3

How to count number of integers in a file using egrep?

I tried to solve it as a pattern finding problem. Actually, I am facing problem of how to represent range of characters [0-9] continuously which include "space" before the beginning and "space or dot" after the end. I think the latter can be solved by using \< and \> respectively. Also, It should not include dot in between otherwise it will not be an integer. I am unable to convert this logic into regular expression using available tools and techniques.

My name is 2322.
33 is my sister.
I am blessed with a son named 55.
Why are you so 69. Is everything 33.
66.88 is not an integer
55whereareyou?

The right answer should be 5 i.e. for 2322, 33, 55, 69 and 33.

Cyrus
  • 84,225
  • 14
  • 89
  • 153
Delsilon
  • 156
  • 12
  • `` [0-9][ .]``? Isn't it easy enough? – user202729 Jan 20 '18 at 16:53
  • Can you explain about [ .] part little bit. I didn't understand why you use "double backticks" instead of single tick? Also, using this expression is still showing 66.88 as an integer. – Delsilon Jan 20 '18 at 17:00
  • Please add sample input and your desired output for that sample input to your question. – Cyrus Jan 20 '18 at 17:02
  • The double backticks are just a formattng error. We ue backticks here to format `code` but @user202729 apparently made a typo. (The proposed regex doesn't exclude floating-point numbers so if that's what you are asking, it doesn't work.) – tripleee Jan 22 '18 at 04:25
  • @tripleee It's not possible to put space at the beginning of code. – user202729 Jan 22 '18 at 04:33
  • ` huh`? Today I learned.

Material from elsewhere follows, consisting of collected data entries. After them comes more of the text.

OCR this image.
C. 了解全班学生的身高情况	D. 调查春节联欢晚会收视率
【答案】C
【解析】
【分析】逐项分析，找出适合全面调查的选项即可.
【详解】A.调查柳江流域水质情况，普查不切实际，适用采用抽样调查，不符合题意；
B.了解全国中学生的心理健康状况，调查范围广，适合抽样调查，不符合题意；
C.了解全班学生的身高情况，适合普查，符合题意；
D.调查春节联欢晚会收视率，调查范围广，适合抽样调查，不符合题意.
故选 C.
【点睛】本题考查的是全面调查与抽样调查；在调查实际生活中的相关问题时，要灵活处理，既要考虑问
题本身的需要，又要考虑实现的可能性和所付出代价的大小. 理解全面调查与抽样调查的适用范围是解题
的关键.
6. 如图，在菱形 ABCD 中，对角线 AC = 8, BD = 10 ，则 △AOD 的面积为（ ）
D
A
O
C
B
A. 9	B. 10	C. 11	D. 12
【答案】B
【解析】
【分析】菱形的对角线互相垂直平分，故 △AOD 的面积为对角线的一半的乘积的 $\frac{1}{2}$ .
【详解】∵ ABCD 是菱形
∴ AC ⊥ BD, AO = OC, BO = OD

The easy workaround is to put something in front of the remark, but that's a bug alright. (Why would you want a space at the beginning anyway, though?) – tripleee Jan 22 '18 at 05:37
  • For the record, a workaround for @user202729 's problem is here: https://meta.stackoverflow.com/questions/297113/how-to-insert-a-space-as-a-first-character-inside-of-backticks-in-comments – tripleee Jan 22 '18 at 05:44

3 Answers3

4
                    grep -Eo '(^| )([0-9]+[\.\?\=\:]?( |$))+' | wc -w
                          ^^    ^     ^       ^        ^   ^     ^
                          ||    |     |       |        |   |     |
E = extended regex--------+|    |     |       |        |   |     |
o = extract what found-----+    |     |       |        |   |     |
starts with new line or space---+     |       |        |   |     |
digits--------------------------------+       |        |   |     |
optional dot, question mark, etc.-------------+        |   |     |
ends with end line or space----------------------------+   |     |
repeat 1 time or more (to detect integers like "123 456")--+     |
count words------------------------------------------------------+

Note: 123. 123? 123: are also counted as integer

Test:

#!/bin/bash

exec 3<<EOF
My name is 2322.
33 is my sister.
I am blessed with a son named 55.
Why are you so 69. Is everything 33.
66.88 is not an integer
55whereareyou?
two integers 123 456.
how many tables in room 400? 50.
50? oh I thought it was 40.
23: It's late, 23:00 already
EOF

grep -Eo '(^| )([0-9]+[\.\?\=\:]?( |$))+' <&3 | \
  tee >(sleep 0.5; echo -n "integer counted: "; wc -w; )

Outputs:

 2322.
33 
 55.
 69. 
 33.
 123 456.
 400? 50.
50? 
 40.
23: 
integer counted: 12
Bach Lien
  • 1,030
  • 6
  • 7
  • Thanks for your answer, but I am new to Linux and still there are things which are not making sense to me. I think I should have tried more rigorously before posting it here. Maybe in a day or two I would be able to solve this. Btw thanks a lot again! – Delsilon Jan 20 '18 at 17:47
  • There is nothing here which dictates use of the `-P` option, which isn't standard or portable anyway. For this relatively simple regex, `-E` will work equally well. (Perhaps one day Perl regexes will be available everywhere; but then the command will probably not be called `grep`.) – tripleee Jan 20 '18 at 18:00
1

Based on the observation that you want 66.88 excluded, I'm guessing

grep -Ec '[0-9]\.?( |$)' file

which finds a digit, optionally followed by a dot, followed by either a space or end of line.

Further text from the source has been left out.